Nachdem die Seiten gewechselt waren, hätte Lottner den FC per Strafstoß in Führung bringen können. Sein Schuss war allerdings so unfassbar schwach, dass selbst FCK-Keeper Tim Wiese ihn parieren konnte. Der Kölner Stadtanzeiger hatte vor der Partie gemutmaßt, dass ein sowieso zur Apathie neigender Spieler wie Lottner bei den hohen Temperaturen „plötzlich auf dem Platz einschlafen“ werde. Das tat 31-Jährige zwar nicht. Zumindest aber beim Elfmeter wirkte er so, als döse er im Halbschlaf vor sich hin. Und es kam noch schlimmer für Köln.

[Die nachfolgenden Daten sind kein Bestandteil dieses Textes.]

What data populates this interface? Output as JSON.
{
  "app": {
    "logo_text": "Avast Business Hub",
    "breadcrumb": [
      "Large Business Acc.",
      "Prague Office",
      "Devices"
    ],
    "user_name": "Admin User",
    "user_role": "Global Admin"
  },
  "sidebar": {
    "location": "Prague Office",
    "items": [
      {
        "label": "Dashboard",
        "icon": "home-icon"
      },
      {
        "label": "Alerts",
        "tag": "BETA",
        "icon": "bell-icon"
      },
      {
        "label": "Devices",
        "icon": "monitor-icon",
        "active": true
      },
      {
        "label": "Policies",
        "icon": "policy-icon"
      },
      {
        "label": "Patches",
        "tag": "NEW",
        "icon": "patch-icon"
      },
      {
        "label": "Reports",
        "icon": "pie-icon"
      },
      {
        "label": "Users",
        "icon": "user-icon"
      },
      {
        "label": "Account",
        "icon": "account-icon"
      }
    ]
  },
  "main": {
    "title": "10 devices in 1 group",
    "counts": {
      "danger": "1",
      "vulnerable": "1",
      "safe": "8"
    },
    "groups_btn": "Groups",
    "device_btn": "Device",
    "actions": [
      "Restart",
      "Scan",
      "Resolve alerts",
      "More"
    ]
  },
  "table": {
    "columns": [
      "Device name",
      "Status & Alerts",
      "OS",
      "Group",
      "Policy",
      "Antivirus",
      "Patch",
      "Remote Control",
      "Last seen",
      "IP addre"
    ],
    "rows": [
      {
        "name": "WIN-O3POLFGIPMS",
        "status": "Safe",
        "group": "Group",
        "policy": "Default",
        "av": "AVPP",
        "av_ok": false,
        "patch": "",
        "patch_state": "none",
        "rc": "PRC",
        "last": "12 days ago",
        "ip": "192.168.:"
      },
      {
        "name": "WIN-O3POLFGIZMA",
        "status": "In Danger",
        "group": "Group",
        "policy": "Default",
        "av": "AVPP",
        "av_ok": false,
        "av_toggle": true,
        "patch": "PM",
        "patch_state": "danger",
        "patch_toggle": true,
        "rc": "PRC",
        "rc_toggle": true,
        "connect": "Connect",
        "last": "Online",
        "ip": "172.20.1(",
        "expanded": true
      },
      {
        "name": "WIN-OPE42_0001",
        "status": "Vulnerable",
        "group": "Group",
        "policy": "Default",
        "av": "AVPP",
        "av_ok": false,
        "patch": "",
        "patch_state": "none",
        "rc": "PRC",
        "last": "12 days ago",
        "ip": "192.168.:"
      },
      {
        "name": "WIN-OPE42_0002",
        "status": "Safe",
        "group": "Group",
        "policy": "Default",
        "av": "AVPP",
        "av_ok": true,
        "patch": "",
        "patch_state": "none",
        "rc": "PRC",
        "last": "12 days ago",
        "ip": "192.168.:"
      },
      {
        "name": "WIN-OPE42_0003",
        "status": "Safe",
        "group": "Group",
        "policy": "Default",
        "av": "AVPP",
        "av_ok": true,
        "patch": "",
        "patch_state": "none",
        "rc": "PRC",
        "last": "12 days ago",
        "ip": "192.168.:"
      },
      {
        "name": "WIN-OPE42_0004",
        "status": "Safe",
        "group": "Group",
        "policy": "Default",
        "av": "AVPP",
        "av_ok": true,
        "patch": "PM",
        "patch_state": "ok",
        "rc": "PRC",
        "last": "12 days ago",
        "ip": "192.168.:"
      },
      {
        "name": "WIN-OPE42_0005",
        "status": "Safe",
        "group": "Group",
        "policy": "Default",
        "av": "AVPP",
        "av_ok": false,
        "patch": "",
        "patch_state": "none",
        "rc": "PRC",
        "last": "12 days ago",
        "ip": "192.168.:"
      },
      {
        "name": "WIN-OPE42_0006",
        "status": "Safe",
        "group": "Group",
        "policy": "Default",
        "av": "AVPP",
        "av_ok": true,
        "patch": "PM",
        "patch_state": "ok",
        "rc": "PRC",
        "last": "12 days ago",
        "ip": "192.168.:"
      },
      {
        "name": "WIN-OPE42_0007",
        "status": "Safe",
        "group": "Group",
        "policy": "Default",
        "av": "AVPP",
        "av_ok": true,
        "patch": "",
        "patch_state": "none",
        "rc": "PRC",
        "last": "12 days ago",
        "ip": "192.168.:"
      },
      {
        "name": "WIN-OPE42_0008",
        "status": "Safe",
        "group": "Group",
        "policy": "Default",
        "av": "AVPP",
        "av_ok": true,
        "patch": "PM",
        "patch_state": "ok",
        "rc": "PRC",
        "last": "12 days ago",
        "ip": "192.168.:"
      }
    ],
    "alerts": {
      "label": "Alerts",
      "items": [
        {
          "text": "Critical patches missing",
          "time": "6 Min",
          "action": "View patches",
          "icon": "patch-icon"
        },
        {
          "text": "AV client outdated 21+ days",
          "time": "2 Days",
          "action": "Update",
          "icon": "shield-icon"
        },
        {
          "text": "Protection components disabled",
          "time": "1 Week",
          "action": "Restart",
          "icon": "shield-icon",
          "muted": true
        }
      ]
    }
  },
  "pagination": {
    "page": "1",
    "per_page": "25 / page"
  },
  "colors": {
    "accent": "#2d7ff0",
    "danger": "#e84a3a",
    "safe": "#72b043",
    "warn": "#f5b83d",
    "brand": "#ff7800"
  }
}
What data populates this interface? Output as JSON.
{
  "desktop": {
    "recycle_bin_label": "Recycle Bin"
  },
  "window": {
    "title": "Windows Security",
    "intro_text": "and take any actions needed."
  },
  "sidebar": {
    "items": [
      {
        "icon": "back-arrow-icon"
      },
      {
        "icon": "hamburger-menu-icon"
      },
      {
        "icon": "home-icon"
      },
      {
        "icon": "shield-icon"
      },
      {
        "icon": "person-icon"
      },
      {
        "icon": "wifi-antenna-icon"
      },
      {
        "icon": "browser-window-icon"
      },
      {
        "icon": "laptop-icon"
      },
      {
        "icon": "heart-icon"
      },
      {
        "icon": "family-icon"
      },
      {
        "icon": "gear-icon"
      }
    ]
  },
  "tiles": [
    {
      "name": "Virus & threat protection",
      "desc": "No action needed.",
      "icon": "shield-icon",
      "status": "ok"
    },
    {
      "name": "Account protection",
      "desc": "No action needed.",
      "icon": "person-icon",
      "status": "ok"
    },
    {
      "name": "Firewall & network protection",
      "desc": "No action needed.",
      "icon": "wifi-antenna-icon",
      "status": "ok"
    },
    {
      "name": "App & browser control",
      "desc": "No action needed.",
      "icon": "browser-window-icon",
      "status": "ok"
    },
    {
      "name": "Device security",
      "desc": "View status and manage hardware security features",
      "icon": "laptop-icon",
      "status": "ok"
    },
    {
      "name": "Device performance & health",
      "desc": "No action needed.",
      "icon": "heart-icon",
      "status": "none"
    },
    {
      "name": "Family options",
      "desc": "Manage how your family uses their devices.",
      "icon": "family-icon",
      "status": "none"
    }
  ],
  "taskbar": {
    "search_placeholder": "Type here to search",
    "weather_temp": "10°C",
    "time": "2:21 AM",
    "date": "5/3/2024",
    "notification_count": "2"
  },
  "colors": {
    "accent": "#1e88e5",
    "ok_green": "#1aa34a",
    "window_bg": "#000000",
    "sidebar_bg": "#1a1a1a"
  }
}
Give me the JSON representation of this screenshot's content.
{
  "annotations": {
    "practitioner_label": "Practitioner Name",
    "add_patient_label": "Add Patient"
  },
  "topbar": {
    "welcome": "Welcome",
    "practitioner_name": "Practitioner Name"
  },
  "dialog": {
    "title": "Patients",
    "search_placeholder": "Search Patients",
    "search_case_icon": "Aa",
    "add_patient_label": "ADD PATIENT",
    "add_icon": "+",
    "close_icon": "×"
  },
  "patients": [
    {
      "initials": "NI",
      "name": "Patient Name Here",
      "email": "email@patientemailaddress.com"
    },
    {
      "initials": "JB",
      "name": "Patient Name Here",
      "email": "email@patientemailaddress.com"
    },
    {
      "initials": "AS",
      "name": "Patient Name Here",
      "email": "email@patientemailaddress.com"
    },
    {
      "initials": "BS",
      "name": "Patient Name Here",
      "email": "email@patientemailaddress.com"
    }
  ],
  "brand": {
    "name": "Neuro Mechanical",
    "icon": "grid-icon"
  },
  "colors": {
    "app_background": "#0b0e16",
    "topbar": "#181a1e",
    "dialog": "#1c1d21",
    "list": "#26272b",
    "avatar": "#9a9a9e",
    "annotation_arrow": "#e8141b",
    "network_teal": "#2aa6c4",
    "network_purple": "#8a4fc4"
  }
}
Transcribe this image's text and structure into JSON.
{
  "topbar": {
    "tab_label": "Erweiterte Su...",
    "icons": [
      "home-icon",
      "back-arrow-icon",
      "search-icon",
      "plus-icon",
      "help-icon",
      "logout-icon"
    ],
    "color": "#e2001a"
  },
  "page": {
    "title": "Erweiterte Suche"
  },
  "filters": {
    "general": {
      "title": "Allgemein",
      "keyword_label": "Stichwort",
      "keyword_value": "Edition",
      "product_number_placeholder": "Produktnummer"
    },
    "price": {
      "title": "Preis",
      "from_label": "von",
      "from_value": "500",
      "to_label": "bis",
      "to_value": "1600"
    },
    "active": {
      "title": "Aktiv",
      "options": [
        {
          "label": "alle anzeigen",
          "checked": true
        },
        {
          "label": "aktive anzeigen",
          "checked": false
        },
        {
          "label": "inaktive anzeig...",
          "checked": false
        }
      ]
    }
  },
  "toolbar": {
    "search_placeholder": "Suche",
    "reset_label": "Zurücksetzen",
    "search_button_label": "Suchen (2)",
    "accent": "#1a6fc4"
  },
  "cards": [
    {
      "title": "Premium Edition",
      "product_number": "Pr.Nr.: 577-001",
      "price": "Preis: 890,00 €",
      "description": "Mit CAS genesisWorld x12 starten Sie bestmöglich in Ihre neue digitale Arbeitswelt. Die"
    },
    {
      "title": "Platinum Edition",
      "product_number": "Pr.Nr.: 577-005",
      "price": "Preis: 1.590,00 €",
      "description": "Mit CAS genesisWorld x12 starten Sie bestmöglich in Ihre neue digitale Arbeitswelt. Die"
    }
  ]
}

Zwar sah FCK-Keeper Wiese in der 65. Minute nach einem Foul am besten Kölner, Andrej Voronin, Gelb-Rot, doch auch in Unterzahl gelang es den Pfälzern, ihre Abwehr gut zu organisieren. Ganz anders als der FC. Der ließ in der 76. Minute den Griechen Grammozis so lange an der Strafraumgrenze herumdribbeln, bis der aus etwa 20 Metern frei zum Schuss kam – und einen echten Hammer direkt an die Unterkante der Latte knallte. Damit war die Partie entschieden.

Erstaunlich war das Resümee von Kölns Keeper Wessels. „Abgesehen von der Niederlage bin ich ganz zufrieden mit dem Spiel“, sagte der. Wahrscheinlich hatte ihm die Hitze zugesetzt.